Comparison of Renal Adverse Events Between Intravitreal Anti-Vascular Endothelial Growth Factor Agents: A Meta-Analysis

Purpose: To assess the risk of renal adverse events, particularly acute kidney injury (AKI), between intravitreal anti-vascular endothelial growth factor (anti-VEGF) agents.

Design: Meta-analysis.

Methods: A systematic literature search was conducted on Ovid Medline, Embase and the Cochrane Library for randomized controlled trials (RCTs) published from January 2005 to February 2024 involving adult patients receiving anti-VEGF intravitreal injections for agerelated macular degeneration, diabetic macular edema, and macular edema secondary to retinal vein occlusion. The primary outcome was the comparative risk of AKI between anti-VEGF agents and sham injections. Secondary outcomes involved other renal adverse events. Subgroup analyses were conducted by specific disease indications. A random-effects model was used for meta-analysis to estimate risk ratios (RR) and their 95% confidence intervals (CI), with a p-value of less that 0.05 representing statistical significance. Risk of bias was assessed using the Cochrane Risk of Bias 2 (ROB2) tool, and the certainty of evidence was evaluated through the GRADE framework.

Results: A total of 10,031 eyes from eleven RCTs were included. No significant differences were found in the risk of acute or chronic renal conditions, obstructive uropathies, neoplasia, or infectious processes between anti-VEGF agents as well as sham therapy. AKI was reported in 5.4% (n=10/185) of patients treated with bevacizumab, 1.3% (n=6/456) with sham, 1.0% (n=48/4,724) with aflibercept, 0.8% (n=15/1,929) with faricimab, 0.5% (n=5/1,098) with brolucizumab, and 0.3% (n=5/1,639) with ranibizumab. No significant differences in AKI risk were observed between any of the anti-VEGF agents and sham (p>0.05 for all comparisons). However, there was an increased risk of patient-reported symptoms with 1.25mg bevacizumab compared to 2mg aflibercept (RR=3.26, 95% CI=1.07-9.93, p=0.04), primarily driven by reports of hematuria: 4.3% (bevacizumab), 0.7% (sham), 0.2% (aflibercept), 0.1% (faricimab), and 0.1% (ranibizumab).

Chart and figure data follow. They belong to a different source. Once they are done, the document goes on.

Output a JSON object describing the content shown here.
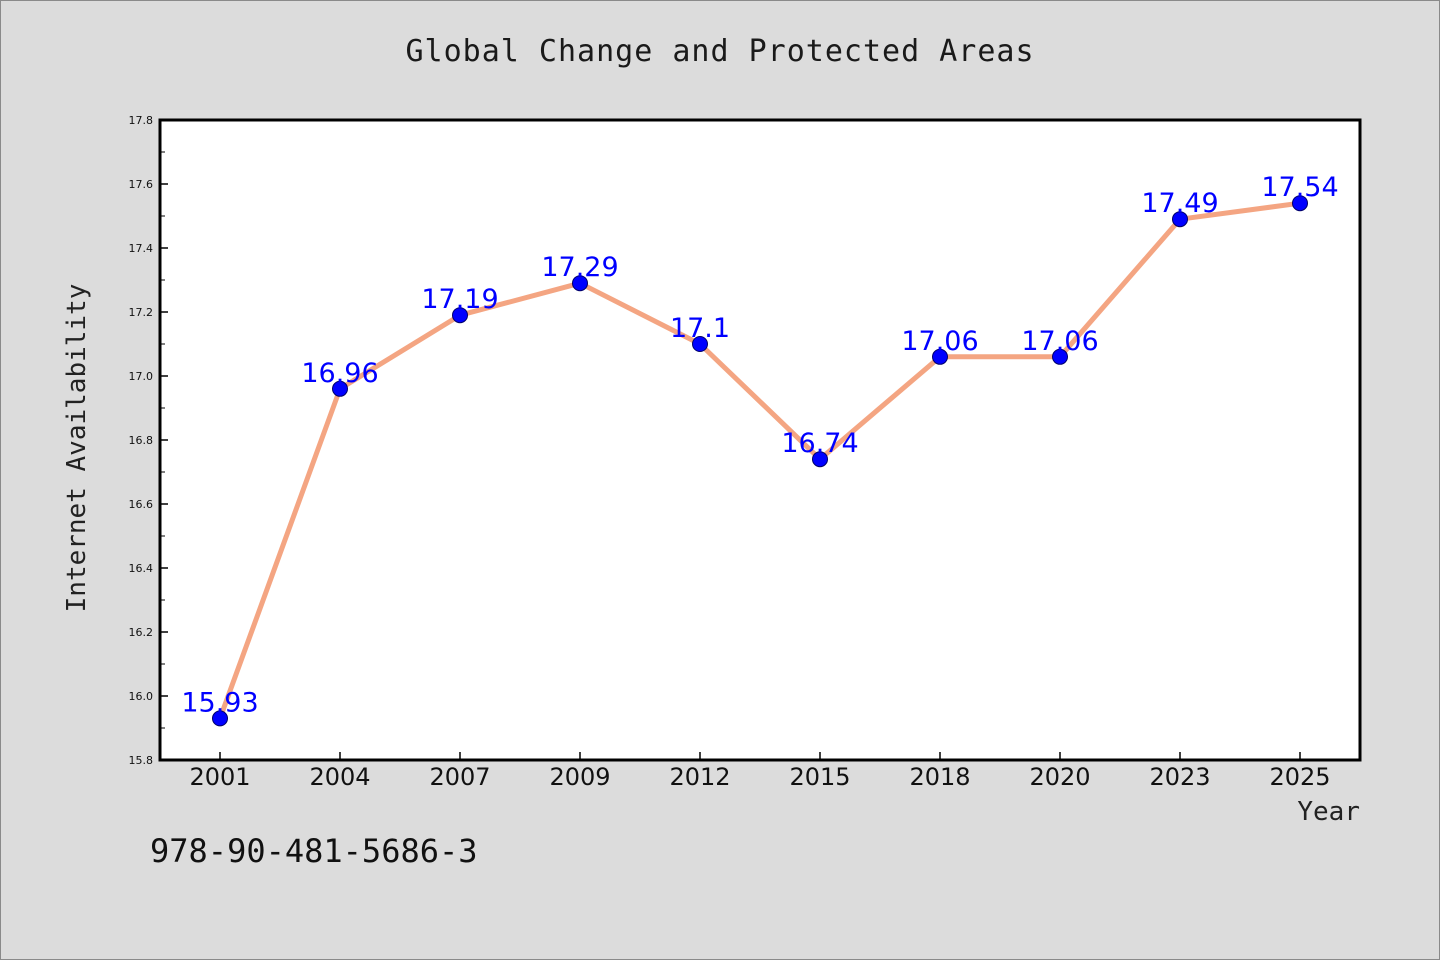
{
  "chart_data": {
    "type": "line",
    "title": "Global Change and Protected Areas",
    "xlabel": "Year",
    "ylabel": "Internet Availability",
    "categories": [
      "2001",
      "2004",
      "2007",
      "2009",
      "2012",
      "2015",
      "2018",
      "2020",
      "2023",
      "2025"
    ],
    "series": [
      {
        "values": [
          15.93,
          16.96,
          17.19,
          17.29,
          17.1,
          16.74,
          17.06,
          17.06,
          17.49,
          17.54
        ],
        "labels": [
          "15.93",
          "16.96",
          "17.19",
          "17.29",
          "17.1",
          "16.74",
          "17.06",
          "17.06",
          "17.49",
          "17.54"
        ]
      }
    ],
    "ylim": [
      15.8,
      17.8
    ],
    "yticks": [
      "15.8",
      "16.0",
      "16.2",
      "16.4",
      "16.6",
      "16.8",
      "17.0",
      "17.2",
      "17.4",
      "17.6",
      "17.8"
    ],
    "grid": false,
    "line_color": "#f4a582",
    "marker_color": "#0000ff",
    "label_color": "#0000ff"
  },
  "footer": {
    "isbn": "978-90-481-5686-3"
  }
}
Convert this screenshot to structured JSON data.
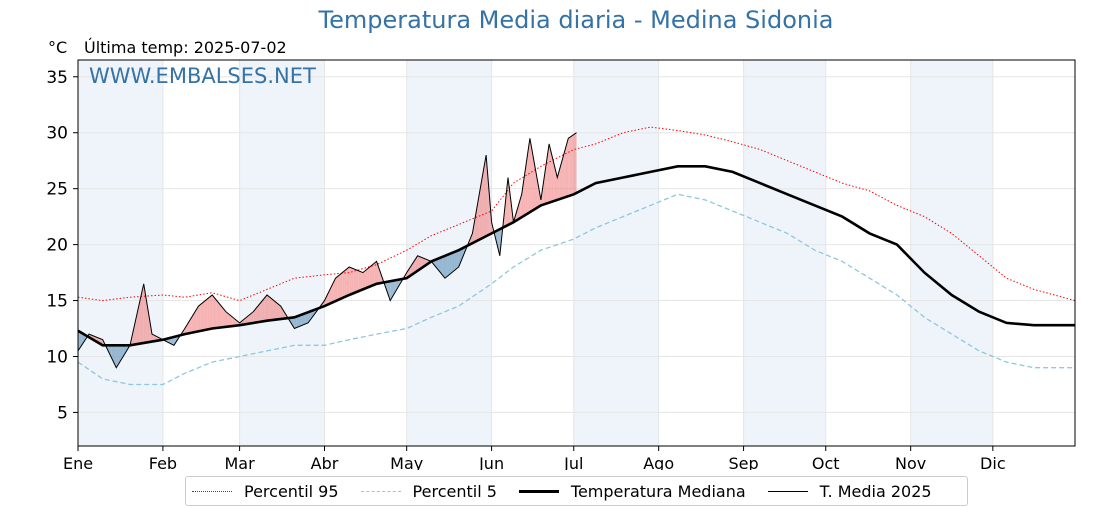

Conclusions: FDA-approved intravitreal anti-VEGF agents do not significantly increase the risk of AKI compared to sham injections. Nevertheless, variations in patient-reported renal symptoms were observed across different anti-VE F drugs. These variations were primarily influenced by differences in hematuria events, which may be a result of differential systemic absorption by these agents. These results underscore the importance of continuous monitoring and pharmacovigilance.